I did not know how to answer such kind of question using formulas, that is why I applied logic. At first, I wrote such a reaction:

$$\ce{\underset{\pu{20 mL}}{Ca(OH)2} + \underset{\pu{0.05 M}}{\underset{\pu{20 mL}}{HCl}} = end point}$$

Then, I understood that if the volume of both reactants is equal, the molarity of $\ce{HCl}$ must be higher than that of $\ce{Ca(OH)2}$, as $\ce{HCl}$ changes the nature of $\ce{Ca(OH)2}$.

As I knew that the molarity of $\ce{Ca(OH)2}$ is just a bit less than that of $\ce{HCl}$, I chose B, and this variant turned out to be the right one.
In the book, I have such explanation:

In the titration, the reaction is:
$$\ce{2HCl + Ca(OH)2 = CaCl2 + 2H2O}$$ The acid to base ratio is $2 : 1$, or (moles acid used) = 2(moles base used), so $M_\mathrm{a}V_\mathrm{a} = 2M_\mathrm{b}V_\mathrm{b}$, where $M$ is the molarity and $V$ is the volume expressed in liters. Then
$$M_\mathrm{b} = \frac{M_\mathrm{a}V_\mathrm{a}}{2V_\mathrm{b}}$$ $$M_\mathrm{b} = \frac{\pu{0.05 M} \times \pu{0.02 L}}{2}$$ $$\pu{0.02 L} = \pu{0.025 M}$$

I do not understand the explanation.
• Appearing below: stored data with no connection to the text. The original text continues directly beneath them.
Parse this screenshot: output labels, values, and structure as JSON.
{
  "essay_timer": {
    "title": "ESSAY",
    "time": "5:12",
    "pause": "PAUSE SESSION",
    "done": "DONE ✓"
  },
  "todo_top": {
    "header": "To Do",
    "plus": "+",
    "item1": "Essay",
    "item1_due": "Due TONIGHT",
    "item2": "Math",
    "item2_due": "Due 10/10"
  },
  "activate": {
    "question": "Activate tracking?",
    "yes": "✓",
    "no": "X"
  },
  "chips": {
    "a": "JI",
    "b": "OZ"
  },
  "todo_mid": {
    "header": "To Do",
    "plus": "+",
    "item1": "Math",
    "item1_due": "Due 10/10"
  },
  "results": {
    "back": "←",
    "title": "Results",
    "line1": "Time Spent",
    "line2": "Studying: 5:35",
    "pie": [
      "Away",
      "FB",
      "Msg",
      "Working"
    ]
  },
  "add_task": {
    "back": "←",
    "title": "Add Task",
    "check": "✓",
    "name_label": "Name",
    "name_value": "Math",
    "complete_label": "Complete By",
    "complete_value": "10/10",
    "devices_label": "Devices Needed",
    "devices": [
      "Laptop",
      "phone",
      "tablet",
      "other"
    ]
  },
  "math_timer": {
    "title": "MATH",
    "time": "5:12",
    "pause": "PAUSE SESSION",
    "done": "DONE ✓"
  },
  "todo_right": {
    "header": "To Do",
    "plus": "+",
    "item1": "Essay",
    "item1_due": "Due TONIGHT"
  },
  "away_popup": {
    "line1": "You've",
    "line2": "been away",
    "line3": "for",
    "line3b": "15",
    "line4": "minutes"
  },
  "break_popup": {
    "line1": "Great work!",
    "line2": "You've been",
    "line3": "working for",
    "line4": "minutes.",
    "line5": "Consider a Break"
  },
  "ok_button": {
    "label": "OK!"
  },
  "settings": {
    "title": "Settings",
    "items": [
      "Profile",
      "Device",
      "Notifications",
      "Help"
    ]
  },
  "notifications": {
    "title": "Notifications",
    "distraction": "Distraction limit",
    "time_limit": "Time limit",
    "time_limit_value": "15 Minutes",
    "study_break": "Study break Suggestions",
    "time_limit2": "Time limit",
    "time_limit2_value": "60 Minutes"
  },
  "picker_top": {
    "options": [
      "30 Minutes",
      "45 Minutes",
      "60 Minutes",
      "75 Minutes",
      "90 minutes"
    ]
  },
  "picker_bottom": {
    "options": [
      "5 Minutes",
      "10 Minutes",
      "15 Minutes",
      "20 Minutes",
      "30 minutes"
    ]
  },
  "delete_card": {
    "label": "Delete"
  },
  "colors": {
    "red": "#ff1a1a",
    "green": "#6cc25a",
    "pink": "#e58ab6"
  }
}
Although it comes up with the same variant as I did, if I had such formula I would use it this way $2M_\mathrm{a}V_\mathrm{a} = M_\mathrm{b}V_\mathrm{b}$ as we have 2 moles of acid.

Then, the answer would be $0.1$. The same formula is used on this forum. Can you help me understand what is wrong here please?

• Try reading about the terms 'molarity', 'normality' and 'valency factor' and how they are related. Aug 26, 2017 at 18:40

(1) Meaning of the textbook solution

$$\ce{2HCl + Ca(OH)2 = CaCl2 + 2H2O}$$

This reaction clearly tells us that

$$\frac{moles_{acid}}{moles_{base}}=2$$

moles=molarity* volume(in litres)

Therefore, $$\frac{moles_{acid}}{moles_{base}}=\frac{M_{a}V_{a}}{M_{b}V_{b}}$$

(2) What is wrong with your interpretation?

You wrote $2M_\mathrm{a}V_\mathrm{a} = M_\mathrm{b}V_\mathrm{b}$.

$2M_\mathrm{a}V_\mathrm{a} = M_\mathrm{b}V_\mathrm{b}$ actually implies that more number of moles of base need to be taken. For neutralisation, for every one mole of base, we require two moles of acid since each calcium hydroxide will release 2 hydroxide ions (for which two H+ are required).